Por lo general, los comentarios quedaban sin réplica porque en la Capilla la inmensa mayoría de las hermanas estaban solteras. Eran instructoras o estudiantes. Se consideraba de mala educación llamar a la cara «prenda» a una hermana casada, pero sucedía.
Si las hermanas casadas formaban una orden, derecho que Ariel no veía cómo negarles, tendrían un poder tremendo. Sus cifras incluían a más de la mitad de las hermanas. Si devenían un bloque, las cosas cambiarían radicalmente.
—Es una treta, claro está —dijo la rectora—. La mayoría de las... hermanas casadas no son lo bastante militantes para hacer piña bajo un nombre como ese. Se trata de un mero toque de atención para hacernos saber que van en serio.
—¿Qué quieren? —preguntó Ariel.
Istariel parpadeó involuntariamente y se frotó el ojo.
—Muchas cosas, pero una de las exigencias básicas es que fundemos aquí una nueva escuela de magia. Una escuela que rompería con nuestras tradiciones.
—¿Hasta qué punto?
—Una escuela de hombres, Ariel.
Eso suponía algo más que romper con la tradición. Era una convulsión sísmica.

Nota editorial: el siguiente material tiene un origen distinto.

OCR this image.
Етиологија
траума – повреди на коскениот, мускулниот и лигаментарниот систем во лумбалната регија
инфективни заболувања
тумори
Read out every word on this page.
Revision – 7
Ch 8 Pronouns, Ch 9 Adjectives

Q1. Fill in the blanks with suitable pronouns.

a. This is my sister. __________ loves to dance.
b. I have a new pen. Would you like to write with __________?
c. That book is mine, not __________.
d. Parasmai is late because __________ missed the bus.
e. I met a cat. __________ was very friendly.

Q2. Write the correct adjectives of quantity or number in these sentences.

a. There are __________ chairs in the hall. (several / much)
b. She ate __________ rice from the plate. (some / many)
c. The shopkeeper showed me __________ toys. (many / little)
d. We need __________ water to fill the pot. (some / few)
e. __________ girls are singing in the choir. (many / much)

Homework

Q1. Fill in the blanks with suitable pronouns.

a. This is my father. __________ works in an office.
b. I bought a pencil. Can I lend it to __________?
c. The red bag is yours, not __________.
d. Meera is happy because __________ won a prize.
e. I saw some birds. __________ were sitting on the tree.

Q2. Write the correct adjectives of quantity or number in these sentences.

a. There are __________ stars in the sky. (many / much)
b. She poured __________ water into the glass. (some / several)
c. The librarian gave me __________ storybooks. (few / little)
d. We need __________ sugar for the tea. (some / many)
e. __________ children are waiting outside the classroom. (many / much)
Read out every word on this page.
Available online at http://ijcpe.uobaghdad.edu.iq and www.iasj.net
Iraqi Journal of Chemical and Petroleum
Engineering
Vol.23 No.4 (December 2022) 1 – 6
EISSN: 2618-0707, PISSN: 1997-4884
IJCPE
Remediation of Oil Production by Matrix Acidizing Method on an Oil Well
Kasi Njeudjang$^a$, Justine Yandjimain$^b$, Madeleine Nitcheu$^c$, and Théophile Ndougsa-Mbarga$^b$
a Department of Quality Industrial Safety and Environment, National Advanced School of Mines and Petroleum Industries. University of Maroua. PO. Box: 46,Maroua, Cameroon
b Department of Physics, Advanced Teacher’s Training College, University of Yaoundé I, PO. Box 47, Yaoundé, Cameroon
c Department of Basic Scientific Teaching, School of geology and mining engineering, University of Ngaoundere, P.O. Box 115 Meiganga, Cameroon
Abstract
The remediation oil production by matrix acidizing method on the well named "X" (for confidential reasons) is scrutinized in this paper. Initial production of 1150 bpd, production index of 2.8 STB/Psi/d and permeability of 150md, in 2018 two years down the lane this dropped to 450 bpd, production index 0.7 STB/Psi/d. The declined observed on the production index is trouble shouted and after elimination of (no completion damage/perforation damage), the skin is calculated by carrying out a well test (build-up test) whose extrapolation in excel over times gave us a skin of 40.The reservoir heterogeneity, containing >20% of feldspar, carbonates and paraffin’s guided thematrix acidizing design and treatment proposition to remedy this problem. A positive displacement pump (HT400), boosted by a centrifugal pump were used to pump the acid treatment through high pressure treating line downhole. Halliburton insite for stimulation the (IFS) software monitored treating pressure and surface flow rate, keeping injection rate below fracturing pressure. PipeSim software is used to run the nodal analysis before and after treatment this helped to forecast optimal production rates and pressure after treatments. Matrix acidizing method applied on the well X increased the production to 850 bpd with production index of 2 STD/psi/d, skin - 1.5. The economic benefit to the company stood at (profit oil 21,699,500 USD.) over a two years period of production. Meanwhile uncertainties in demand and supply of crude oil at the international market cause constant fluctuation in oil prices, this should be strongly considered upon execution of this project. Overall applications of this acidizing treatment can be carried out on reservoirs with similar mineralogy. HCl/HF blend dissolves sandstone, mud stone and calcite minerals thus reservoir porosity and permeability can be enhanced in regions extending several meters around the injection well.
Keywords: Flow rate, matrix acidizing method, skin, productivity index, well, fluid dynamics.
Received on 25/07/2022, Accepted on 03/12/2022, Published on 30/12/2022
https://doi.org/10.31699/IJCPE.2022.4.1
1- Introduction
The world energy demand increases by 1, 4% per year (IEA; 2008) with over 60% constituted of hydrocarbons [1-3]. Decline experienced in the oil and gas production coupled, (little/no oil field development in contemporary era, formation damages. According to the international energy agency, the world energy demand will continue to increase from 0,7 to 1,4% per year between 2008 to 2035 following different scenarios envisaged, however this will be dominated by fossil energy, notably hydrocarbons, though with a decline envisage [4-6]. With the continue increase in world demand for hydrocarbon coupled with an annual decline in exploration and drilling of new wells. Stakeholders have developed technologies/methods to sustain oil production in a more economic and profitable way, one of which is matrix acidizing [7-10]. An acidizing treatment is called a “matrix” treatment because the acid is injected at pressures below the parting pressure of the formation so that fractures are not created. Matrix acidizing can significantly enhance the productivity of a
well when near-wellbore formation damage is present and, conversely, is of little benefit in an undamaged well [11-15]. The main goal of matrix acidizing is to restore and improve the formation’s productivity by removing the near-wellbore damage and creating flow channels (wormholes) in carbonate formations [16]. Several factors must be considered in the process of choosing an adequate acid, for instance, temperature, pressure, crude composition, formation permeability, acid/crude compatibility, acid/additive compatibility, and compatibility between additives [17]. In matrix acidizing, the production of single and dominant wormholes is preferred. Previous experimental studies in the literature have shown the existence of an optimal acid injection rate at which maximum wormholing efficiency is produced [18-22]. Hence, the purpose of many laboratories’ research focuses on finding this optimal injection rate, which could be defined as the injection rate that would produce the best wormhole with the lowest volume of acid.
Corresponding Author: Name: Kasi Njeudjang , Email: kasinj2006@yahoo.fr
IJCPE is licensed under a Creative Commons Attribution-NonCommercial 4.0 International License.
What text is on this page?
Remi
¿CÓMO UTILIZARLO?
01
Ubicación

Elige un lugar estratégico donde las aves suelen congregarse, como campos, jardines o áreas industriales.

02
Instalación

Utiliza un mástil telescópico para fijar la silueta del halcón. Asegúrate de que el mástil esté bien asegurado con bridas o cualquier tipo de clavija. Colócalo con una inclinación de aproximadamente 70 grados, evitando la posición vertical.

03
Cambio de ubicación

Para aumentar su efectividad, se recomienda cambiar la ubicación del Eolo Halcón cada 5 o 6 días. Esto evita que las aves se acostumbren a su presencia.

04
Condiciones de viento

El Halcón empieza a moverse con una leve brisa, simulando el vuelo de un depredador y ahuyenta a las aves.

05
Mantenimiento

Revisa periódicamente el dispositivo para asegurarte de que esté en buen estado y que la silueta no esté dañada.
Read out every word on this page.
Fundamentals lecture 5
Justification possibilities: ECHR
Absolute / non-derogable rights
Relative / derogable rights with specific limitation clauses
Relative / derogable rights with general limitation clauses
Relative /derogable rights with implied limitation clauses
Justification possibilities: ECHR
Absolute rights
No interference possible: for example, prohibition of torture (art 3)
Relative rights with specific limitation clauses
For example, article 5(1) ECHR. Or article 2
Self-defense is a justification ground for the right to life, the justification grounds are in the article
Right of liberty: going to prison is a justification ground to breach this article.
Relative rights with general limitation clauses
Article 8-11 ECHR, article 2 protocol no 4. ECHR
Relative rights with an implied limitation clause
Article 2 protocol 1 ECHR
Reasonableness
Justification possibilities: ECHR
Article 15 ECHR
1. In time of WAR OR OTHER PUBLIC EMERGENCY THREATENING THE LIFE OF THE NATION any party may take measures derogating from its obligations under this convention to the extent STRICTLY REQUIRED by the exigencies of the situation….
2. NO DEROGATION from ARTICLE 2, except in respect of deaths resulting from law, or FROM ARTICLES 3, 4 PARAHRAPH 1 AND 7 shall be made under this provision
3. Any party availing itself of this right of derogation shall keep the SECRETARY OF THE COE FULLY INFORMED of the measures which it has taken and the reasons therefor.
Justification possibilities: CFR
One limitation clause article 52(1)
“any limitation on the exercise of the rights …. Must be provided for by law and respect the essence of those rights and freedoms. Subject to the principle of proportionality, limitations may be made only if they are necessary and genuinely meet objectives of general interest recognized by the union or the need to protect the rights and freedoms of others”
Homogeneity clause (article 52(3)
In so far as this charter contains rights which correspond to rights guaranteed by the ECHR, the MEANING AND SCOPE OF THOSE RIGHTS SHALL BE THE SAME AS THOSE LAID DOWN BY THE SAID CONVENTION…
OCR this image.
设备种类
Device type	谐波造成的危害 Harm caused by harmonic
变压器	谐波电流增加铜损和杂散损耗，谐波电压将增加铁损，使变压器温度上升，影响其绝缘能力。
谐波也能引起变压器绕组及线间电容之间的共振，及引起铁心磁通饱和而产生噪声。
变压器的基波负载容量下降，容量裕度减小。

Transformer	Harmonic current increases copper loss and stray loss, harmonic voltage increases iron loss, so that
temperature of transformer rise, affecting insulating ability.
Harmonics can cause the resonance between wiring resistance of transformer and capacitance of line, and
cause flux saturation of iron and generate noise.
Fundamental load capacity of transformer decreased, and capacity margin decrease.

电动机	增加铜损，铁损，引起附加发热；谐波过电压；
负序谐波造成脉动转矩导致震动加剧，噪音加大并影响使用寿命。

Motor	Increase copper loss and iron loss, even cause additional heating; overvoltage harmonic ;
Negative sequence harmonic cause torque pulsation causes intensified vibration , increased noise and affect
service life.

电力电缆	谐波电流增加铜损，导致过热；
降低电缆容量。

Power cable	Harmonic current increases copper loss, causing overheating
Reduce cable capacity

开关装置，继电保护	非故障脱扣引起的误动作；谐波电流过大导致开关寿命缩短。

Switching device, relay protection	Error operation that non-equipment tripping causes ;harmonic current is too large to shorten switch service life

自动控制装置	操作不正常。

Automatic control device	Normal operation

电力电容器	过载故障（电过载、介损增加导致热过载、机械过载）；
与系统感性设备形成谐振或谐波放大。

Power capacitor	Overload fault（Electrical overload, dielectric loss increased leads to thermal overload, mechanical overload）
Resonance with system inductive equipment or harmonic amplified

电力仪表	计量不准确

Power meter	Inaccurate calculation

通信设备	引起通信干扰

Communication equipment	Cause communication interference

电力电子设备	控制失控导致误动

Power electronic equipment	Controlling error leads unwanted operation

—Creemos que algunas ya se han casado con magos.
—¿Qué quieres que haga? —preguntó Ariel de inmediato.
—¿A propósito de esto? —dijo Istariel—. Nada. Cielos, no. Perdona, hermana, pero eres la persona menos indicada para ayudarnos en este asunto. Hace falta más tacto. Para ti tengo otro encargo. La cabecilla de las hermanas casadas es Eris Buel. No puedo enfrentarme a ella directamente. Necesito que una persona ambiciosa, respetada y joven sea nuestra portaestandarte.
Lo cual, por supuesto, excluía a Ariel.
—Me describes más o menos a un tercio de nuestras hermanas, o las describirías si añadieras «sin escrúpulos».
La mirada de Istariel se encendió y luego se enfrió. Ariel sabía que se había pasado de la raya, pero su hermana no haría nada al respecto. La necesitaba. Además, Ariel no lo había dicho tanto porque fuera cierto como por ese cuarto de segundo en el que Istariel pondría cara de culpable o no.
La había puesto.
—Ari, ni siquiera tú me puedes hablar así.
—¿Qué quieres? —preguntó Ariel.
—Quiero que traigas a Jessie al’Gwaydin de vuelta a la Capilla.
Ariel recapacitó. Jessie al’Gwaydin sería una roca ideal contra la que estrellar a Eris Buel. Tenía todo lo que la Capilla amaba: elocuencia, belleza, inteligencia, noble cuna y la voluntad de pagar el precio por subir hasta lo más alto. No iba sobrada de Talento, pero algún día podía ser una buena líder, si alguien lograba imbuirle algo de sentido común.
—Está estudiando al Cazador Oscuro en Vuelta del Torras —explicó Istariel—. Sé que es peligroso, pero la puse sobre aviso lo suficiente para estar segura de que no hará nada precipitado. —Soltó una risilla—. A decir verdad, la amenacé con mandarte por ella si no era buena. Estoy segura de que verte la complacerá enormemente.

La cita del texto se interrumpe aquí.